Tuesday, July 29, 2008

Programming: A Social Activity

I have been listening to a weekly podcast, Stackoverflow with Joel Spolsky and Jeff Atwood. Podcast 15 features a question that asks what the most effective code review methods are. On the podcast site, the show notes state,
Joel and I both agree: one of the most effective coding practices you can adopt on your team is interactive, sit-down-with-your-coworker code review. 90% of the things you will learn have nothing to do with the code. I believe programming is a far more social activity than most realize. If you write code, and nobody but you ever sees that code — did you really extract all the benefit from writing that code?
HEAR, HEAR!

Friday, July 25, 2008

Notepad2: A light-weight ABAP external editor

(a.k.a. Look Dr. Raghavan, no SAP environment!)

OK. It has been awhile since I have posted anything. Reason: I am heavily involved in church and family, working full-time, and going to school part-time. Enough said. Anyway, I have been taking a few SAP classes this summer as part of the Business Informatics graduate program I am in at NKU. One of the classes is an ABAP programming class.

I have to admit that after being skeptical at first, I like ABAP and its development environment. However, while still in the course, I want an external editor that I could use that color codes the syntax to make it easier to read and edit. Granted I will not be able to debug the code but it is nice to have an editor to drop code into, as I do not have to login to SAP, for a quick look.

My favorite light-weight editor is Notepad2 from Florian Balmer. Since it is open source, and I saw where others have added different language-syntax highlighting capabilities, I thought I would give it a go.

First, I downloaded the Notepad2 source from Flo’s Freeware Page and opened the C++ project in Visual Studio 2005. Then, after bombing on my first build, I read the readme file which stated to include the source from the editor that inspired notepad2, Scintilla and tweak one of the source files. After another bomb on the rebuild I set the project property to NOT embed the manifest. Then, it built.

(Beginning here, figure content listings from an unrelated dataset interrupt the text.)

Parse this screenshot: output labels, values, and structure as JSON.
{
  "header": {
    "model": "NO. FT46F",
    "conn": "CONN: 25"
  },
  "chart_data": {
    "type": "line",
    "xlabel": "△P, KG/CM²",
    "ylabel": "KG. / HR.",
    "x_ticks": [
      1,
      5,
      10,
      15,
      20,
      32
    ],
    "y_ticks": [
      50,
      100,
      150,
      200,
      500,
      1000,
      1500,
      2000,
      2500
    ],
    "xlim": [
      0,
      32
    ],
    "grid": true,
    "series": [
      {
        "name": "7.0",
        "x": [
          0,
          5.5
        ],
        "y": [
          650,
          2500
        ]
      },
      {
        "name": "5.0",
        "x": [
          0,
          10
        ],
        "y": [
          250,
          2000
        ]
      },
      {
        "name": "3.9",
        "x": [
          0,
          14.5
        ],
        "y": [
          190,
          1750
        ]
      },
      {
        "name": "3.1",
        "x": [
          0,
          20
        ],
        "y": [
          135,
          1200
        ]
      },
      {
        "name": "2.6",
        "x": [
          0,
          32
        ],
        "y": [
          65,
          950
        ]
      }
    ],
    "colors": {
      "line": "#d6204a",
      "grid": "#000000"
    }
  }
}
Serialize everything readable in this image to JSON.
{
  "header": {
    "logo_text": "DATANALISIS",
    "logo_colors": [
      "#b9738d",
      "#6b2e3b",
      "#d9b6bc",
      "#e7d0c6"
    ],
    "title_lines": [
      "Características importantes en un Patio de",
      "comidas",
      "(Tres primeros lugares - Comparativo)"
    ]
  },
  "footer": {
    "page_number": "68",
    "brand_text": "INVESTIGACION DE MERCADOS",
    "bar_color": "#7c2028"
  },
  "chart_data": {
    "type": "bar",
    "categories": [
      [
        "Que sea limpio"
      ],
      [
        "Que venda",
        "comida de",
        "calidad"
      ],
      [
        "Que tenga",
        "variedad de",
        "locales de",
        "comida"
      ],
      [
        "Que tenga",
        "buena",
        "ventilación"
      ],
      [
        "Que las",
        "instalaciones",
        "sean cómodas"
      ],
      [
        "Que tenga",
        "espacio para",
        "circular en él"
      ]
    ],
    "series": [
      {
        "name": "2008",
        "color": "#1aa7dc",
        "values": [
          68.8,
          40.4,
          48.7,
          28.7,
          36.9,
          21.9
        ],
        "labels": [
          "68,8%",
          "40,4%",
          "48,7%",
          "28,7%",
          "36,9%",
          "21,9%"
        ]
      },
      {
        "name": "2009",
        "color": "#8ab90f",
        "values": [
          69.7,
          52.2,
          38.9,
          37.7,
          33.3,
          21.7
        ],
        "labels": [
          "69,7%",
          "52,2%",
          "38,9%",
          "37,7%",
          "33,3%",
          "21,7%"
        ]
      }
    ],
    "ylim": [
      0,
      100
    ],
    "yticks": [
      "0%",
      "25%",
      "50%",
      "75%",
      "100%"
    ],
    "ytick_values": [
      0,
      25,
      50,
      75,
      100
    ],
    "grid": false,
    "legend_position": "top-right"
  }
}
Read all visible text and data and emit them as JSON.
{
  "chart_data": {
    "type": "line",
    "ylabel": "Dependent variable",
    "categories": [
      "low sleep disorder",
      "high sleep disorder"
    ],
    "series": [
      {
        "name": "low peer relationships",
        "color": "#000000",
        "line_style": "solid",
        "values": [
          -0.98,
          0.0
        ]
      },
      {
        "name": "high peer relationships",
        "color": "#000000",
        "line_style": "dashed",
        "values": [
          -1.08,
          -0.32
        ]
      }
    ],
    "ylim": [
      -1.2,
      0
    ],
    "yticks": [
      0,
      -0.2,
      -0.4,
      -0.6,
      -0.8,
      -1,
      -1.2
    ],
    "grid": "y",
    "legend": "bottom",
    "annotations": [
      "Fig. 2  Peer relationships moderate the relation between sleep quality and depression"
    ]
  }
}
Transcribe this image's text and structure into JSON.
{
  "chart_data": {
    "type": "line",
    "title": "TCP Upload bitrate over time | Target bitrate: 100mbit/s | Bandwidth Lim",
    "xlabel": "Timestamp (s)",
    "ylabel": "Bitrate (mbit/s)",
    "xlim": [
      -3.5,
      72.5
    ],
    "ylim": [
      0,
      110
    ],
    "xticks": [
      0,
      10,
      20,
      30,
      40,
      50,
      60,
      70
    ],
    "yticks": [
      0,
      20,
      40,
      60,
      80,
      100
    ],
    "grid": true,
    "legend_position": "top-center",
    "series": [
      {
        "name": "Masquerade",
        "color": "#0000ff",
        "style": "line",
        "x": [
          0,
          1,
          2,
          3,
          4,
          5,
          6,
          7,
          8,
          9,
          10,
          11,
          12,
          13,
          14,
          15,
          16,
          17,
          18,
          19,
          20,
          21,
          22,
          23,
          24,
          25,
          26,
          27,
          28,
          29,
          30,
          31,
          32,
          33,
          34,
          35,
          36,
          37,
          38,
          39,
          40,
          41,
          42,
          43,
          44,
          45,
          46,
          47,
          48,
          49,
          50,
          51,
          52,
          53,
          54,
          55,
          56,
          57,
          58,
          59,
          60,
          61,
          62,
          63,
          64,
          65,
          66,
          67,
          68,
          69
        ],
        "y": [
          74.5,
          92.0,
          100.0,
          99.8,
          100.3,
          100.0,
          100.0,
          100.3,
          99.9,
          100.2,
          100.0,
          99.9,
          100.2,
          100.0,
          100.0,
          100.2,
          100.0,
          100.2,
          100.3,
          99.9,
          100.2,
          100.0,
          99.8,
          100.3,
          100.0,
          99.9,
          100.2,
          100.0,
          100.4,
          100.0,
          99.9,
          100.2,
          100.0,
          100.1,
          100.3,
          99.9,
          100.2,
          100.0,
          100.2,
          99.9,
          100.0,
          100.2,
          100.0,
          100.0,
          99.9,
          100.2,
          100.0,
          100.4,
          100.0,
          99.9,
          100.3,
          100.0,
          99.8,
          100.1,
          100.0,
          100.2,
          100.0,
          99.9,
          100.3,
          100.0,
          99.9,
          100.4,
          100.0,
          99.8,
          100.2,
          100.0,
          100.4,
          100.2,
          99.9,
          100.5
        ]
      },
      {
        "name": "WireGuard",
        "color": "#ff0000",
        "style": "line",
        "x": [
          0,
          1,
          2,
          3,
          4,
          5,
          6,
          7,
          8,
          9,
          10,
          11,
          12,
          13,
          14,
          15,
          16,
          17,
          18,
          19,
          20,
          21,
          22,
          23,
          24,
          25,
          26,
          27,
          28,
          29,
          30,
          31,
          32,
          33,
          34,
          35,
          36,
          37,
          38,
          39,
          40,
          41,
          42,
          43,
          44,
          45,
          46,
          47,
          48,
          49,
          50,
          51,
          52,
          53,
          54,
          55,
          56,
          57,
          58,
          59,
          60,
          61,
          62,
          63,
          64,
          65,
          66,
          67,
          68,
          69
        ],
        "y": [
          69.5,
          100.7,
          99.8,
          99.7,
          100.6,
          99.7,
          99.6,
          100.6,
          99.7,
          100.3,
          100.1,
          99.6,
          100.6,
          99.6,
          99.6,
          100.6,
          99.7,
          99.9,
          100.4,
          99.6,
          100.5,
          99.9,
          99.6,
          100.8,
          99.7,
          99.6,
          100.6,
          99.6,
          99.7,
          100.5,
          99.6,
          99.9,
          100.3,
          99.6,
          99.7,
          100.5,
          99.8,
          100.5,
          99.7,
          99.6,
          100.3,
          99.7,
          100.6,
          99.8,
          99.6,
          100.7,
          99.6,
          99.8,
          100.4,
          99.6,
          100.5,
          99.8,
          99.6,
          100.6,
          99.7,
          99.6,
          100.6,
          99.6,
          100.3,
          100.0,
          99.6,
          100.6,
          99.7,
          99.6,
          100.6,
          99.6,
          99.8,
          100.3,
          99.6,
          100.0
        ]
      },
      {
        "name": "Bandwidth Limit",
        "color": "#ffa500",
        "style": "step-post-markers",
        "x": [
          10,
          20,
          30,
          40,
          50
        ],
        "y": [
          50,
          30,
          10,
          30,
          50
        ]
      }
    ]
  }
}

Next, I wanted to get an ABAP lexer working for Notepad2. A quick look on Google and I found another build of Scintilla, SciTE Ru-Board Edition. Now is when the fun begins. What I essentially did was to dig into the SciTE Ru-Board source code, grab what I thought was the needed to implement the Notepad2 ABAP lexer, and then attempt a rebuild. With each attempted build I find various sections that I needed to modify within the Scintilla source code. Finally after about a dozen attempts, I had the Notepad2 project building.

Then, I wanted to update the Notepad2 Styles header and program files (Styles.h and Styles.c ) so that the color coding will work for ABAP files in Notepad2. Once this was completed, I had a light-weight ABAP editor that provided syntax highlighting for files with an ".abap" or ."abp" extension.

Finally, if you pull down the Notepad2 source from Flo’s Freeware Page, do a "diff" on the /src/Styles.c and /src/Styles.h files to see the updates. Also, to see where the Scintilla source was modified diffs should be done comparing the following files: /include/PropSet.h, /include/SciLexer.h, /src/KeyWords.cxx, /src/PropSet.cxx, and /src/StyleContext.h. I also added the /src/LexABAP.cxx file to the Scintilla source (thanks to VladVro [one of the SciTE Ru-Board Edition project owners]) as that is needed by Notepad2.

NOTE: The Visual Studio 2005 Notepad2 project and binary downloads were updated 9/18/2008 with more Object Oriented ABAP keywords.
Click here to get the Visual Studio 2005 Notepad2 project.
Click here to get the binary Notepad2 files.

NOTE: By the way, I added Scott Hanselman’s Ruby lexer to this project for Ruby file edits.